Americas News
Call for Jamaica to Get Serious About LNG Bunkering
Rear Admiral Peter Brady, director general of the Maritime Authority of Jamaica, has told Jamaica to "get serious" about liquefied natural gas (LNG) bunkering, and to take advantage of opportunities that come from the widening of the Panama Canal, local news service The Gleaner reports.
"Let us be prepared. Let us talk to our superiors, and let us spread the word.

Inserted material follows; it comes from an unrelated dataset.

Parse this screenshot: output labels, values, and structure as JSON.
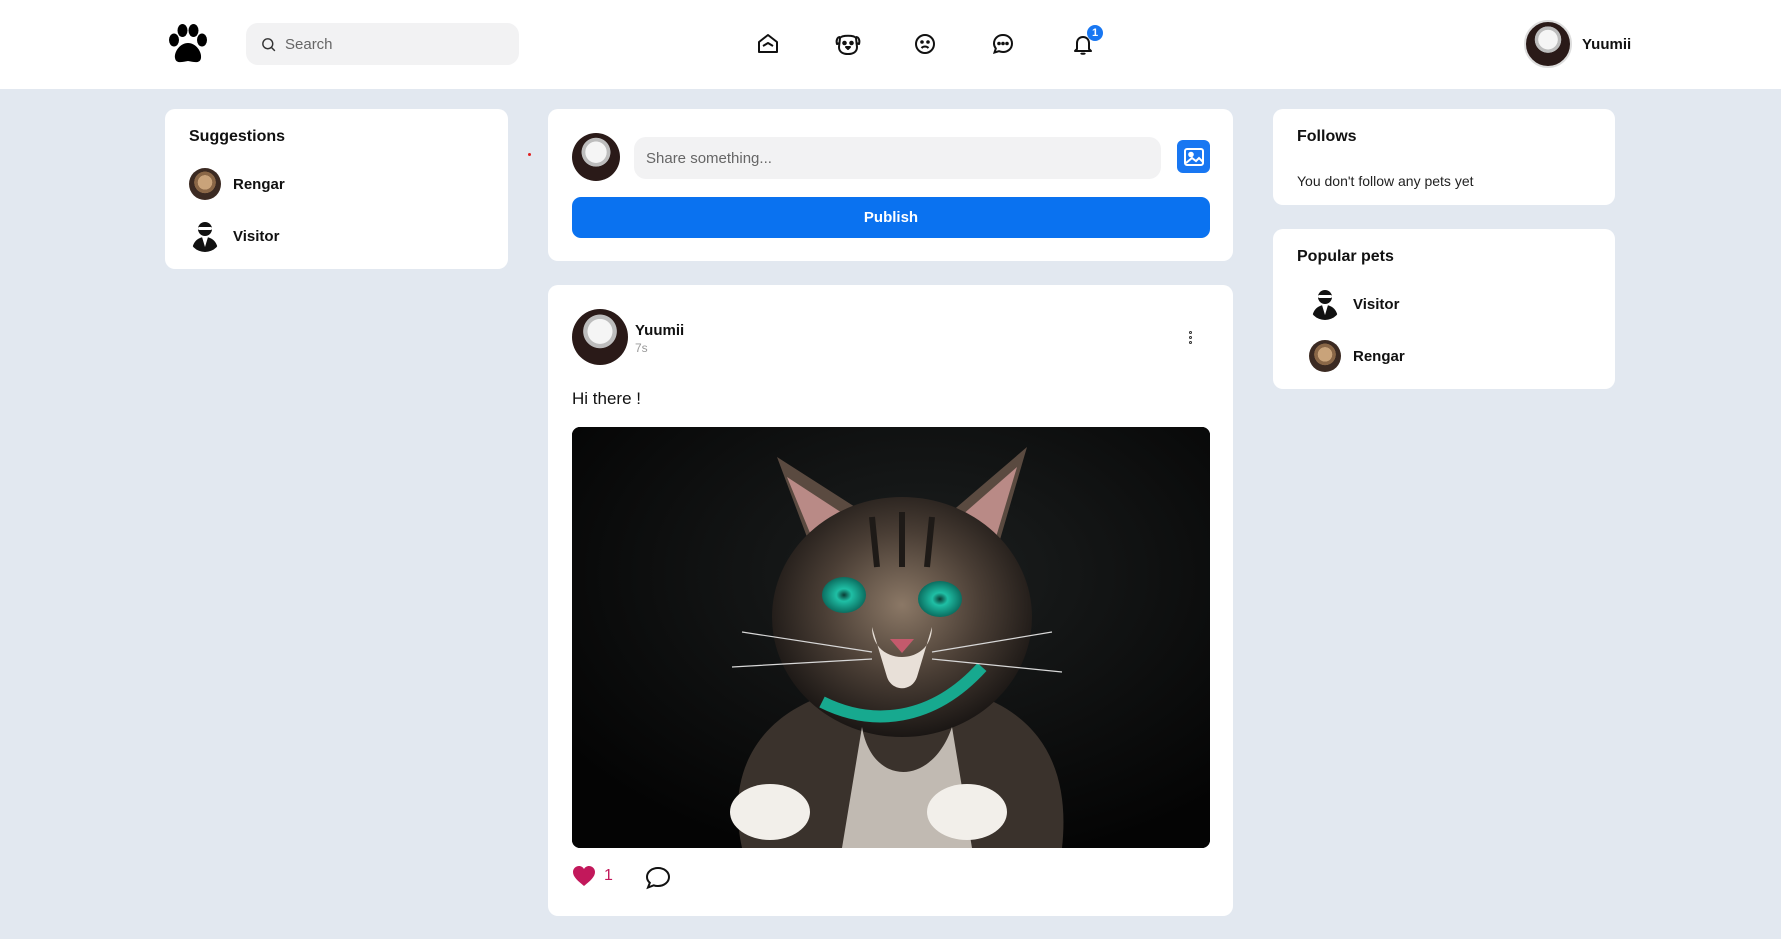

Jamaica has to go LNG, and we have to get serious about LNG. It is coming," Brady said last week at the International Maritime Organisation (IMO)'s national seminar on the feasibility of LNG bunkering.
IMO consultant Felton Gilmore, who was reported to have already pitched the idea of LNG bunkering to a number of players in both the private and public sectors, said the chances of Jamaica benefiting significantly from LNG bunkering would increase with the widening of the Panama Canal.
"Where you are set logistically, Jamaica is on the highway between the Panama Canal and certain spaces in the United States. This might be the place to set up a bunker facility," Gilmore said.
"You can use it here to produce kilowatt energy, and you can use it to sell into an open market because if there are very few distribution points, the rates are going to be driven up, and that's where you are going to benefit. You have an opportunity now as a nation to take the bite out of this market and do pretty well for the next 25 years."
Use of LNG as a marine fuel has the potential of offer ship operators both environmental and cost advantages, and although momentum for the alternative fuel is building, some have noted significant technological barriers to adoption in the short- to mid-term.